Sunday 8 May 2011

Mandatory Muslim PM law against Federal Constitution, says expert

May 08, 2011
Malaysian Insider
KUALA LUMPUR, May 8 — The Federal Constitution does not require a Muslim prime minister to helm the government, and any such provision would be against Malaysia’s laws of equality, a law expert asserted today.

“To insert a provision requiring the PM be Muslim would run counter to the provision of equality enshrined under Article 8 of the Federal Constitution,” said Prof Abdul Aziz Bari.

Aziz was responding to a statement made yesterday by lawyer Datuk Zainal Rejal who had charged that the prime minister must be a Muslim, even though there are no legal provisions as to the race or ethnicity of the PM in the Constitution.
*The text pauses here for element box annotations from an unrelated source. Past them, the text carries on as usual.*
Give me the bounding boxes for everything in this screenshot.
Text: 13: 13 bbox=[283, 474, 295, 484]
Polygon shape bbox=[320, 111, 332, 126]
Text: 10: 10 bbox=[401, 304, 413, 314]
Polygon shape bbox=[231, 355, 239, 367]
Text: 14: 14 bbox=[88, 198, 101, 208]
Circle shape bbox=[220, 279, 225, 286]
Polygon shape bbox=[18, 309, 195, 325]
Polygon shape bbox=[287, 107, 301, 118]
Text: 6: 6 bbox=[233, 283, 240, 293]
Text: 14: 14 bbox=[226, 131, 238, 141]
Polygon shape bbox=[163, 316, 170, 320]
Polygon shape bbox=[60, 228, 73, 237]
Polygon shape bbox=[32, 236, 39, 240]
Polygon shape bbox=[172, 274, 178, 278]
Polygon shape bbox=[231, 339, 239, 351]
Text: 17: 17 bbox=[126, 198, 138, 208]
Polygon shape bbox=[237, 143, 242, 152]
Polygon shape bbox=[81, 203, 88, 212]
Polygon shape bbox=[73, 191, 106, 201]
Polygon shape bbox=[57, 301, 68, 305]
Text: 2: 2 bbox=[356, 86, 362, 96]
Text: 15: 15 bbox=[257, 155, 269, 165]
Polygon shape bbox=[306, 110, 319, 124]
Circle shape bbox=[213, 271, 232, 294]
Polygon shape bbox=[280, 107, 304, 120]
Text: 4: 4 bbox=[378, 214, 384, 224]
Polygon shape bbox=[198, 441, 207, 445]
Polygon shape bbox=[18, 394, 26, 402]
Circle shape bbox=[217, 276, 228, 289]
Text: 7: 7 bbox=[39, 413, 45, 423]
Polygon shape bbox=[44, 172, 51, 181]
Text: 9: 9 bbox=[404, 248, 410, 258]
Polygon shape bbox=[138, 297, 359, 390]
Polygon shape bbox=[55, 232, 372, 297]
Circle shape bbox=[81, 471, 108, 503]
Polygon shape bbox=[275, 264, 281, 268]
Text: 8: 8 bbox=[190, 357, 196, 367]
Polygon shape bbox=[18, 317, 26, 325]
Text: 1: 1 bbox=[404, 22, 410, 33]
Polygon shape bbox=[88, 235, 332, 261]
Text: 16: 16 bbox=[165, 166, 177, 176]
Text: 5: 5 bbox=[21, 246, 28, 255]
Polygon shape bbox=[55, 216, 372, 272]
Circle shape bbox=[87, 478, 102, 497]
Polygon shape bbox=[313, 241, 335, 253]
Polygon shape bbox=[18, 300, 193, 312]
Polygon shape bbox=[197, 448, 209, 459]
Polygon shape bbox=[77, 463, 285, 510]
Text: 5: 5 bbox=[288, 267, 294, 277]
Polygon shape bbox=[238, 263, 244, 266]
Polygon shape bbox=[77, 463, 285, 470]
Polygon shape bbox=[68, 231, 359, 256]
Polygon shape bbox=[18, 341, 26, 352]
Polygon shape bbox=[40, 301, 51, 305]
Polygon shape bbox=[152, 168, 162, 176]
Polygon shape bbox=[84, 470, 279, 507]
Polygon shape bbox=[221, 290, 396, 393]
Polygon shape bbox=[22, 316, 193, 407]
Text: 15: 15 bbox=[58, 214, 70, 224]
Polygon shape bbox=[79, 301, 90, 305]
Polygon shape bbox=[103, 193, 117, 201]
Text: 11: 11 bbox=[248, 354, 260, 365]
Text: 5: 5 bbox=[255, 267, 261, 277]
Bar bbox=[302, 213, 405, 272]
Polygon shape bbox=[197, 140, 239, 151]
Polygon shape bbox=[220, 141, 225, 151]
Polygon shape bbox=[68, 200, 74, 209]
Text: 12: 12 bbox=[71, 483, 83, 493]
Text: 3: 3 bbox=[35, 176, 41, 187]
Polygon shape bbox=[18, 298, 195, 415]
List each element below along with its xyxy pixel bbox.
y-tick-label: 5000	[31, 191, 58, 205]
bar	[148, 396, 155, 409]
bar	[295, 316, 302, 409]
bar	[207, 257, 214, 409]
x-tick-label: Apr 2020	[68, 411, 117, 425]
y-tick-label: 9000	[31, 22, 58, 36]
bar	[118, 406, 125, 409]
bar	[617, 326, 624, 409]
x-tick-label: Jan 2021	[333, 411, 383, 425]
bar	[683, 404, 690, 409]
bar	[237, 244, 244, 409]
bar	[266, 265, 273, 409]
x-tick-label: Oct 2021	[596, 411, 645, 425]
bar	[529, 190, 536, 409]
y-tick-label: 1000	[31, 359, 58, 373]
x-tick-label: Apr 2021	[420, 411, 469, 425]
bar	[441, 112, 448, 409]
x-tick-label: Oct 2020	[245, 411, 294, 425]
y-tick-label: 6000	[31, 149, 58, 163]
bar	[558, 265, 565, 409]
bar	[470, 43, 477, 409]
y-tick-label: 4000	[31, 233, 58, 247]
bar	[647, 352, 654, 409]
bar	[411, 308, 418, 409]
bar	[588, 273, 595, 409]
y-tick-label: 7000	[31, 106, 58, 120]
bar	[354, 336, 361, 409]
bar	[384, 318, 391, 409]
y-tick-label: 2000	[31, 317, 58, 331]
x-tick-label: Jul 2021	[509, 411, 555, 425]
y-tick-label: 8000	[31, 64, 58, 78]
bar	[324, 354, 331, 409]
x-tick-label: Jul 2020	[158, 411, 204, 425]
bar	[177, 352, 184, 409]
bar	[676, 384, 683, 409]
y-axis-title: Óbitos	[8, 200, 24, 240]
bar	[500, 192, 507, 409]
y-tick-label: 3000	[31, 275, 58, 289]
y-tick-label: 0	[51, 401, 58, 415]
Zainal, who was a speaker at a forum organised by The Muslim Organisations in Defence of Islam (Pembela), said a non-Muslim prime minister would not be able to advise the King on Islamic matters.

“The PM must be a Muslim. Or else he cannot advise the Yang di-Pertuan Agong on Islamic matters ... how can you have a non-Muslim advise the Agong on Islamic matters?”  Zainal had said.

In response, Aziz said that the only way the current provision could be amended was through a two-thirds majority vote in Parliament.

The constitutional expert explained that there was no need for the prime minister to be a Muslim because Islam was a matter of the state and the Yang di-Pertuan Agong is not the head of Islam for the entire federation.

“One must not forget that in the Malay states the corresponding position has been stated clearly: that MB — but not chief minister — must be a Malay and a Muslim. Similarly the Constitution has made it clear that the state secretary must be a Malay and a Muslim.”

The Federal Constitution does not expressly specify race or religious requirements for the position of prime minister. Article 43(2)(a) of the constitution states only that the Yang di-Pertuan Agong shall appoint as PM a member of parliament who in his judgment is likely to command the confidence of the majority of the Dewan Rakyat.

“Islam has been protected by the law so there is no need to fear that Islam might be threatened just because the PM might be a non-Muslim,” Aziz told The Malaysian Insider.

He stressed the Constitution was also clear that state rulers, as heads of Islam, need not listen to the advice of the government, as they can protect the religion on their own, given there were exceptions to the rule.

“Let us not assert something that is not expressly stated in the Constitution unless it is necessitated by the spirit of the Constitution or that it is something that is ancillary to it.

“The Constitution must not be read and understood in a pedantic manner,” said Aziz.